Question

Find the range of function $f:[0,1]\to R,f\left(x\right)=x^3-x^2+4x+2{\sin }^{-1}\left(x\right)$.

• A. $[-(\mathrm{\pi }+2),0]$
• B. $[0,(4+\mathrm{\pi }\left)\right]$
• C. $[2,3]$
• D. $[0,(2+\mathrm{\pi }\left)\right]$

Answer 1

The correct option is B

$[0,(4+\mathrm{\pi }\left)\right]$

Explanation for correct option.

Step:1 Simplify the function f(x).

$$\begin{gathered} f\left(x\right)=x^3-x^2+4x+2{\sin }^{-1}\left(x\right) \\ \Rightarrow f\left(x\right)=x^3+2{\sin }^{-1}\left(x\right)-x^2+4x+4-4 \\ \Rightarrow f\left(x\right)=x^3+2{\sin }^{-1}\left(x\right)-(x^2-4x+4)+4 \\ \Rightarrow f\left(x\right)=x^3+2{\sin }^{-1}\left(x\right)-{(x-2)}^2+4 \\ \Rightarrow f\left(x\right)=x^3+2{\sin }^{-1}\left(x\right)+4-{(x-2)}^2 \end{gathered}$$

Here, the part $x^3+2{\sin }^{-1}\left(x\right)+4$ of the function is increasing.

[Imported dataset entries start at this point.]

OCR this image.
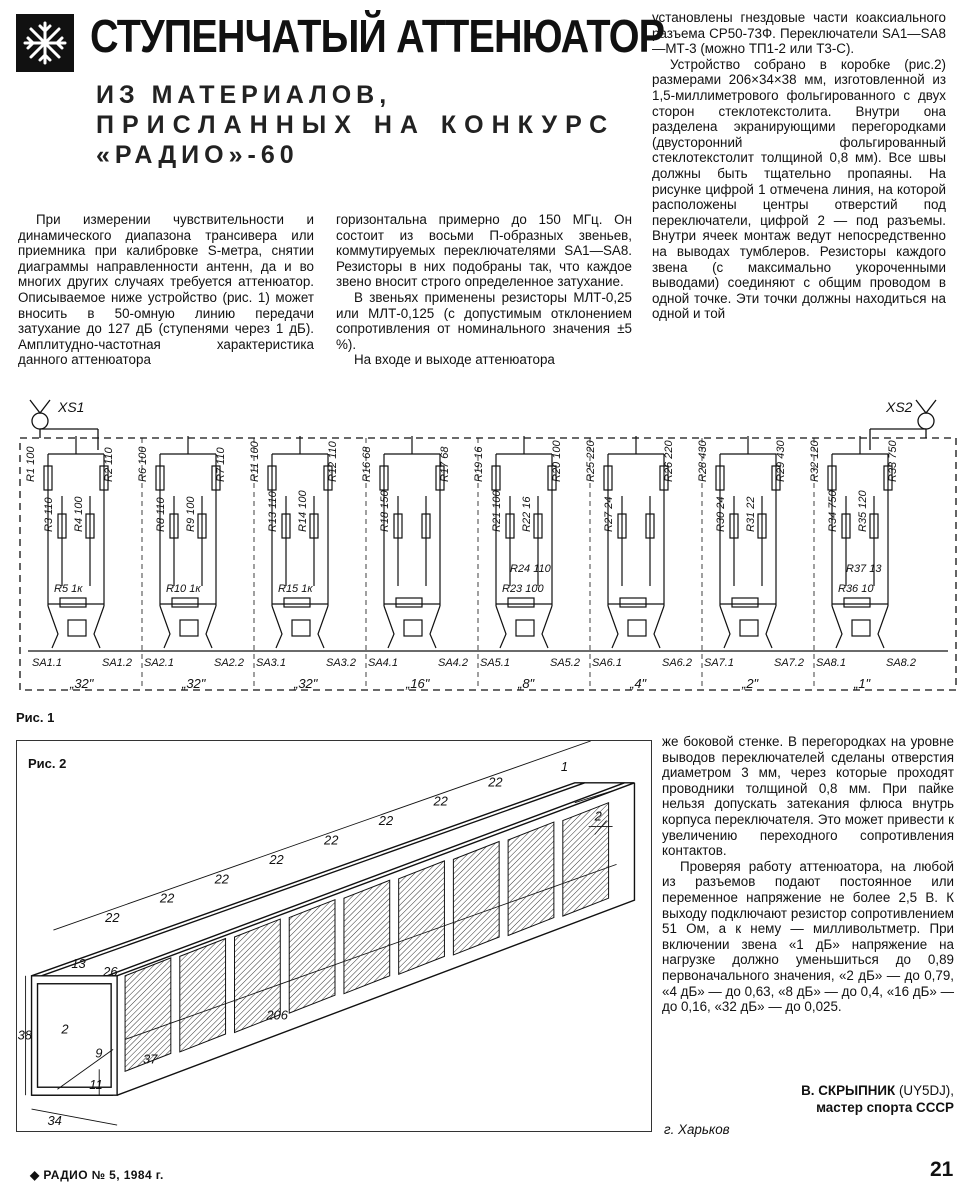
СТУПЕНЧАТЫЙ АТТЕНЮАТОР
ИЗ МАТЕРИАЛОВ,
ПРИСЛАННЫХ НА КОНКУРС
«РАДИО»-60

При измерении чувствительности и динамического диапазона трансивера или приемника при калибровке S-метра, снятии диаграммы направленности антенн, да и во многих других случаях требуется аттенюатор. Описываемое ниже устройство (рис. 1) может вносить в 50-омную линию передачи затухание до 127 дБ (ступенями через 1 дБ). Амплитудно-частотная характеристика данного аттенюатора

горизонтальна примерно до 150 МГц. Он состоит из восьми П-образных звеньев, коммутируемых переключателями SA1—SA8. Резисторы в них подобраны так, что каждое звено вносит строго определенное затухание.

В звеньях применены резисторы МЛТ-0,25 или МЛТ-0,125 (с допустимым отклонением сопротивления от номинального значения ±5 %).

На входе и выходе аттенюатора

установлены гнездовые части коаксиального разъема СР50-73Ф. Переключатели SA1—SA8—МТ-3 (можно ТП1-2 или Т3-С).

Устройство собрано в коробке (рис.2) размерами 206×34×38 мм, изготовленной из 1,5-миллиметрового фольгированного с двух сторон стеклотекстолита. Внутри она разделена экранирующими перегородками (двусторонний фольгированный стеклотекстолит толщиной 0,8 мм). Все швы должны быть тщательно пропаяны. На рисунке цифрой 1 отмечена линия, на которой расположены центры отверстий под переключатели, цифрой 2 — под разъемы. Внутри ячеек монтаж ведут непосредственно на выводах тумблеров. Резисторы каждого звена (с максимально укороченными выводами) соединяют с общим проводом в одной точке. Эти точки должны находиться на одной и той

R1 100	R2 110
R3 110 R4 100
R5 1к
SA1.1	SA1.2
„32"
R6 100	R7 110
R8 110 R9 100
R10 1к
SA2.1	SA2.2
„32"
R11 100	R12 110
R13 110 R14 100
R15 1к
SA3.1	SA3.2
„32"
R16 68	R17 68
R18 150
SA4.1	SA4.2
„16"
R19 16	R20 100
R21 100 R22 16
R23 100
R24 110
SA5.1	SA5.2
„8"
R25 220	R26 220
R27 24
SA6.1	SA6.2
„4"
R28 430	R29 430
R30 24 R31 22
SA7.1	SA7.2
„2"
R32 120	R33 750
R34 750 R35 120
R36 10
R37 13
SA8.1	SA8.2
„1"
XS1	XS2
Рис. 1
22
22
22
22
22
22
22
22
206
34
38
13
26
37
9
11
2
2
1
Рис. 2

же боковой стенке. В перегородках на уровне выводов переключателей сделаны отверстия диаметром 3 мм, через которые проходят проводники толщиной 0,8 мм. При пайке нельзя допускать затекания флюса внутрь корпуса переключателя. Это может привести к увеличению переходного сопротивления контактов.

Проверяя работу аттенюатора, на любой из разъемов подают постоянное или переменное напряжение не более 2,5 В. К выходу подключают резистор сопротивлением 51 Ом, а к нему — милливольтметр. При включении звена «1 дБ» напряжение на нагрузке должно уменьшиться до 0,89 первоначального значения, «2 дБ» — до 0,79, «4 дБ» — до 0,63, «8 дБ» — до 0,4, «16 дБ» — до 0,16, «32 дБ» — до 0,025.

В. СКРЫПНИК (UY5DJ),
мастер спорта СССР
г. Харьков
◆ РАДИО № 5, 1984 г.	21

Step: Calculate the range of f(x)

Here, in

$$\begin{gathered} f\left(x\right),x\in (0,1) \\ \therefore (x-2)\in (-2,-1) \\ \Rightarrow {(x-2)}^2\in (4,1) \\ \Rightarrow {(x-2)}_{min}atx=1;{(x-2)}_{max}atx=0. \end{gathered}$$

$\begin{array}{rcl}f{\left(x\right)}_{max}atx& =& 1\\ \therefore f{\left(x\right)}_{x=1}& =& 4+1+\mathrm{\pi }-1\\ & =& 4+\mathrm{\pi }\\ \mathrm{f}{\left(\mathrm{x}\right)}_{\min }\mathrm{at}\mathrm{x}& =& 0;\\ \therefore \mathrm{f}{\left(\mathrm{x}\right)}_{\mathrm{x}=0}& =& 0+0+4-4\\ & =& 0\end{array}$

Range : $[0,(4+\mathrm{\pi }\left)\right]$.

Therefore, Option(B) is the correct answer.